Глядя телевизионный репортаж о демонстрации, я засыпаю; это был самый благотворный сон с начала болезни. Через четыре часа Аманда возвращается, веселая, как после кинокомедии. На мой вопрос, где она была, я, мол, вглядывался в каждое лицо на экране, но так и не обнаружил ее, она говорит, что потом все расскажет, а сейчас ей нужно кое-что записать. Но одними «записями» дело не ограничилось: она не могла оторваться от письменного стола. Один раз она крикнула через закрытую дверь; сколько минут эфира отводится для твоего репортажа? Я крикнул в ответ: на две страницы, не больше!

Они с Себастьяном смешались со стотысячной толпой, их принимали за обыкновенных демонстрантов. Кто-то даже сунул? Себастьяну красный флажок, которым он, сидя на плечах у Аманды, махал» как положено господам, стоявшим на трибуне для почетных гостей. Ах, как это здорово – притворяться демонстрантом, говорит она, у тебя как будто открывается какой-то дополнительный слух, и это так весело! Картины, от которых в другой обстановке просто стошнило бы, вдруг доставляют тебе своеобразное удовольствие. Она даже кричала вместе со всеми «Слава!» и «Да здравствует…!» в адрес выдающихся представителей марксизма-ленинизма. Ну можно ли придумать более надежный маскировочный костюм?

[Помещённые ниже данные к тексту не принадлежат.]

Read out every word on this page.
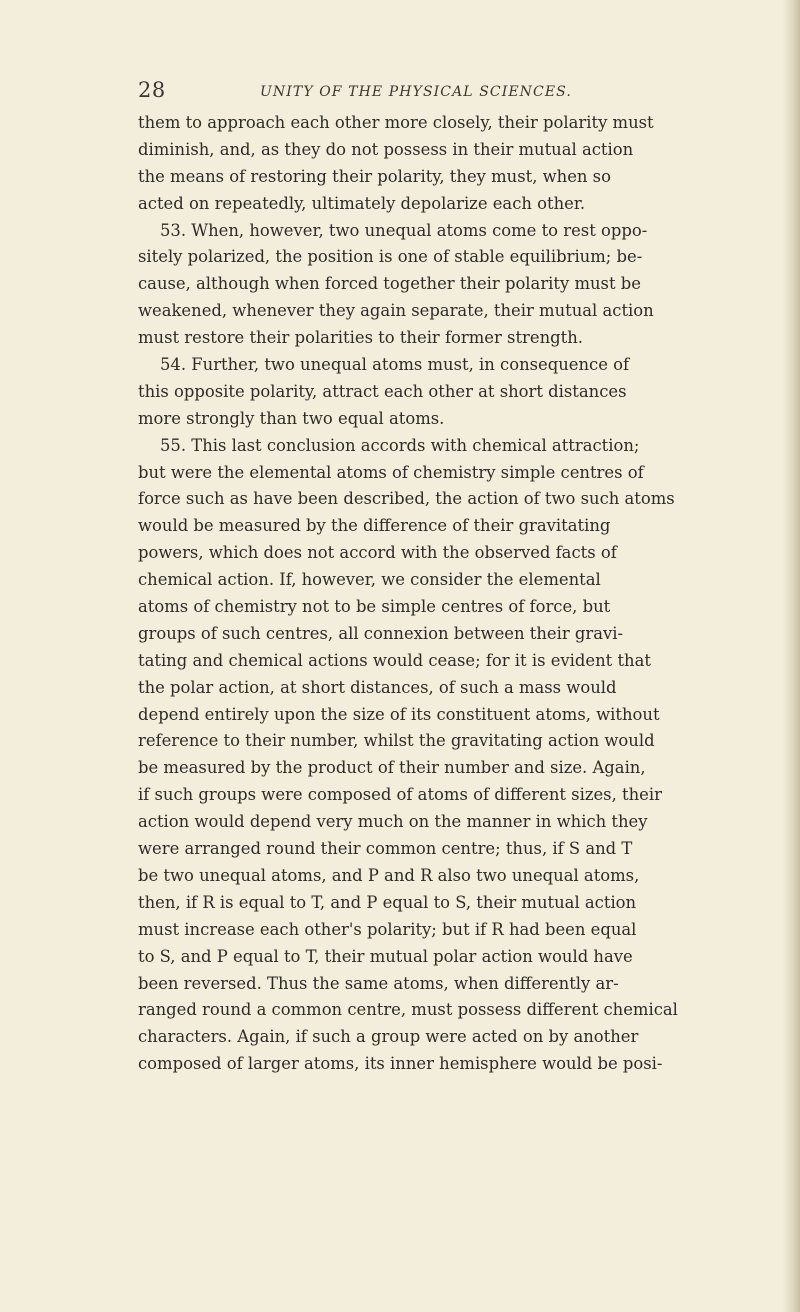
28	UNITY OF THE PHYSICAL SCIENCES.
them to approach each other more closely, their polarity must
diminish, and, as they do not possess in their mutual action
the means of restoring their polarity, they must, when so
acted on repeatedly, ultimately depolarize each other.
53. When, however, two unequal atoms come to rest oppo-
sitely polarized, the position is one of stable equilibrium; be-
cause, although when forced together their polarity must be
weakened, whenever they again separate, their mutual action
must restore their polarities to their former strength.
54. Further, two unequal atoms must, in consequence of
this opposite polarity, attract each other at short distances
more strongly than two equal atoms.
55. This last conclusion accords with chemical attraction;
but were the elemental atoms of chemistry simple centres of
force such as have been described, the action of two such atoms
would be measured by the difference of their gravitating
powers, which does not accord with the observed facts of
chemical action. If, however, we consider the elemental
atoms of chemistry not to be simple centres of force, but
groups of such centres, all connexion between their gravi-
tating and chemical actions would cease; for it is evident that
the polar action, at short distances, of such a mass would
depend entirely upon the size of its constituent atoms, without
reference to their number, whilst the gravitating action would
be measured by the product of their number and size. Again,
if such groups were composed of atoms of different sizes, their
action would depend very much on the manner in which they
were arranged round their common centre; thus, if S and T
be two unequal atoms, and P and R also two unequal atoms,
then, if R is equal to T, and P equal to S, their mutual action
must increase each other's polarity; but if R had been equal
to S, and P equal to T, their mutual polar action would have
been reversed. Thus the same atoms, when differently ar-
ranged round a common centre, must possess different chemical
characters. Again, if such a group were acted on by another
composed of larger atoms, its inner hemisphere would be posi-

Наконец она вручает мне готовый репортаж, три страницы; его придется нещадно сокращать, а это будет не просто. В репортаже говорится об усталых «вождях пролетариата» на трибуне, самое заветное желание которых состоит в том, чтобы их оставили в покое, и о людях, которые шествуют мимо трибун только для того, чтобы их тоже оставили в покое. Те очень немногие, что и вправду испытывают восторг, кажутся инородными телами, они своими высокими чувствами нарушают плавное течение мероприятия: как только они разражаются «спонтанным» ликованием, на них начинают оглядываться, и у блюстителей порядка сразу же оживают глаза.

Если бы не грипп, я бы расцеловал Аманду. Представляю себе хор похвал, которым меня встретят в редакции. Я говорю: как же эта бедная страна переживет такой репортаж? Она отвечает: и очень даже хорошо, если не переживет.

14 мая

Мы пригласили в гости старика адвоката и его жену. Их фамилия Коломбье. Аманда готова встать на уши, чтобы поразить их воображение ужином, приготовленным по самым изысканным рецептам. Мне пришлось целый день мотаться по Западному Берлину в поисках перепелиных яиц и свежих ананасов. Когда я спросил, нельзя ли обойтись консервированными ананасами, мол, старикан все равно уже ничего не чувствует, она возмутилась: ты что, не понял, что этот «старикан» – тонкая шелковая ниточка, на которой висит наше дело? Супруги Коломбье похожи на состарившихся брата и сестру – у них одинаковые круги под глазами; ни дать ни взять – парочка сенбернаров. Госпожа Коломбье такой же толщины, как и ее муж, на ней красный брючный костюм, в котором она похожа на отборный, мясистый помидор.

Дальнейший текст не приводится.